Das Multi-Genie Copeland schwärmt von der Schiller- und Goethe-Stadt Weimar. Er rühmte hymnisch das Orchester und die dazu geholten Bläser. Copeland wechselt mit altersloser Energie von den Drums zum Dirigentenpult und erinnerte an die Uraufführung seiner Oper „Electric Saint“ beim Kunstfest Weimar 2021. Perfekt sitzt die weiße lockere Haarmähne und seine knappe weiße Jeans in ebenso knapper Konfektionsgröße. Er springt, spreizt die Beine, dirigiert suggestiv und befeuert die wie unter Strom gesetzten Orchestermusiker*innen. Die großen Police-Hits kommen alle: „Message In A Bottle“ gegen Ende, „Every Breath You Take“, „Walking On The Moon“ und „Roxanne“. Die Musik gleitet allmählich in subtilere Orchesterbewegung, wenn die Pausenräume zwischen den Songs bei anbrechender Dunkelheit größer werden. Erst imitierte das Philharmonische Orchester Altenburg-Gera ziemlich schematisch die Band- und elektroakustischen Klänge der Einspielungen. Als man allmählich auch im Gesang freier und – befeuert von Copeland – freisinniger wurde, ergab der Switch vom Band-Sound zum Orchester-Aufgebot Sinn. Streicher und die Dialoge mit dem Blech sprangen über. Trotzdem gab es gemessen am beschworenen Kult-Level eher sparsamen Applaus. Der Aufbruch nach dem abrupten Ende verlief zäh und die Enttäuschung über das kurze Programm wurde vielfältig artikuliert. 

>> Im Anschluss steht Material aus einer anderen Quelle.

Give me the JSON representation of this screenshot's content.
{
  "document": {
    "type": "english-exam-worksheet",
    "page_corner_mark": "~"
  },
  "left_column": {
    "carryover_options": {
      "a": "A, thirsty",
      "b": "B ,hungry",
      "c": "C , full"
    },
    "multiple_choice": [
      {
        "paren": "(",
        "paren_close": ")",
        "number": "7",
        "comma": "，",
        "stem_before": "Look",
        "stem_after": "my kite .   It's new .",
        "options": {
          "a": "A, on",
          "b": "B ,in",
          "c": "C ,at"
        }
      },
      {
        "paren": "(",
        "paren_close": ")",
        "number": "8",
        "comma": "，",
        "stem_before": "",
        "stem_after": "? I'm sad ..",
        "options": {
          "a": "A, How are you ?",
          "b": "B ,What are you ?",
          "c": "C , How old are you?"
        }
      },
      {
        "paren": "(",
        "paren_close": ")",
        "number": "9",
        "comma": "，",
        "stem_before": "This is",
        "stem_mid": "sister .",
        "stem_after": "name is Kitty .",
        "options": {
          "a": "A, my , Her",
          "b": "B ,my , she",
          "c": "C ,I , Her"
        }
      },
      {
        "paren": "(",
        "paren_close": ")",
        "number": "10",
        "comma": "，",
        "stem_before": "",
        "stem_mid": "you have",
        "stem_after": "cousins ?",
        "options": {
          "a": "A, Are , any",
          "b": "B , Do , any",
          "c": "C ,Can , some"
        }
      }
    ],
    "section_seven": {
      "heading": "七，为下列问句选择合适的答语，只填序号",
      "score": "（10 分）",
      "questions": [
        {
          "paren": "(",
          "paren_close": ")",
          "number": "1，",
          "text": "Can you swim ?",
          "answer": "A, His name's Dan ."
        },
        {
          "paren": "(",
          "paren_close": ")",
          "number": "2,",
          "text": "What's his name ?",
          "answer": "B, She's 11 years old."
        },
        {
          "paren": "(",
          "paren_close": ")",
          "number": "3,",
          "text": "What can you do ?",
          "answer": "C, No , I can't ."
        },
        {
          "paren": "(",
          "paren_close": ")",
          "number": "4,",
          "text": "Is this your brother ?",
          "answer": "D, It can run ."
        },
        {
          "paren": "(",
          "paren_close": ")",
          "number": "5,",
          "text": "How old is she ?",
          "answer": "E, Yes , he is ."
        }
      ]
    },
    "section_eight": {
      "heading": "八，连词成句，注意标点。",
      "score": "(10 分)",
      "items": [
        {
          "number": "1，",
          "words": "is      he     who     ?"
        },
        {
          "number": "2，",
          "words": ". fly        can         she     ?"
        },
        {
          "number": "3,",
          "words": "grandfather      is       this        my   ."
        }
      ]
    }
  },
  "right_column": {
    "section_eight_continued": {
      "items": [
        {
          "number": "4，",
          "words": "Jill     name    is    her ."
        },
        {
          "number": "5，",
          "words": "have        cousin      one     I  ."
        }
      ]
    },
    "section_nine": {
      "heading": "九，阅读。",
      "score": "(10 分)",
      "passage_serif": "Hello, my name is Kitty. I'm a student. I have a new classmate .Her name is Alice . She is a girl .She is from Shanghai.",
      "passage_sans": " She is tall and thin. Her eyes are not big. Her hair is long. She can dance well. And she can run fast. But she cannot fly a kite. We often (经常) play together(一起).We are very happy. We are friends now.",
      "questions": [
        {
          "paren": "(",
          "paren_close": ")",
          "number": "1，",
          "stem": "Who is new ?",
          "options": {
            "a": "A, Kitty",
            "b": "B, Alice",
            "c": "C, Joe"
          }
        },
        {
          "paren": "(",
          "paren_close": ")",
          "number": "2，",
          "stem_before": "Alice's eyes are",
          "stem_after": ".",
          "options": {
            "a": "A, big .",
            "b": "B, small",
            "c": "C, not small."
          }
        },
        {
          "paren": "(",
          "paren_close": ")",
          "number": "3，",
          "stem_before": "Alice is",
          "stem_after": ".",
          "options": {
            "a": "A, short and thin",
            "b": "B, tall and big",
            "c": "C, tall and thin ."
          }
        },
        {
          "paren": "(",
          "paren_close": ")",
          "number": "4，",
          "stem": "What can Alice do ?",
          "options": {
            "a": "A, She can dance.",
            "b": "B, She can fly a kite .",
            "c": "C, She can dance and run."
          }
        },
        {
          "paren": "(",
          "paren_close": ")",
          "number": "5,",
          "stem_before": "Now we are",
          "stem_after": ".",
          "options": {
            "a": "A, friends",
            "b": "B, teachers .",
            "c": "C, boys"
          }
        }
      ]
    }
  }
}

Während man bei der vor fast 50 Jahren gegründeten Band The Police bisher keine anfechtbaren Themen und Verstöße feststellt, geriet Carl Orffs „Carmina burana“ – uraufgeführt 1937 – durch Kritik am Verhalten des Komponisten in Hitler-Deutschland und der Funktionalisierung im ‚Dritten Reich‘ fast vollkommen aus der Beliebtheits- und Frequenzskala. Als Hit-Stück für Profis oder Laien hat die Partitur derzeit also weitgehend ausgedient. Mindestens drei Ohrwürmer gibt es darin allerdings: den Fortuna-Chor, „Oh, oh, oh, totus floreo“ und ein Sopran-Solo, mit dem Simone Kermes in einem romantischen Facebook-Post mit Schaukel und Hund derzeit einige sommerliche Klickzahlen generiert. Dagegen war in der als Kunstfest-„Opening“ an drei Abenden auf dem Theaterplatz angesetzten Uraufführung der Leipziger Forward Dance Company so gut wie nichts aus dem verachteten Original erkennbar. Dekonstruktion ist angesagt. Die letzten Fetzen aus Orffs Opus gerieten im Sound- Arrangement von Ashley Alexandra Wright zum mit Hintergrund-Kolorit wummernden Bässen, wenig variantenreichen Elektrobeats, fontänenartigen Synthesizerläufen und generell geringfügiger Varianz. Das alles kam von einem Turm und damit aus schwebender Höhe über den Figuren des Goethe-Schiller-Denkmals. 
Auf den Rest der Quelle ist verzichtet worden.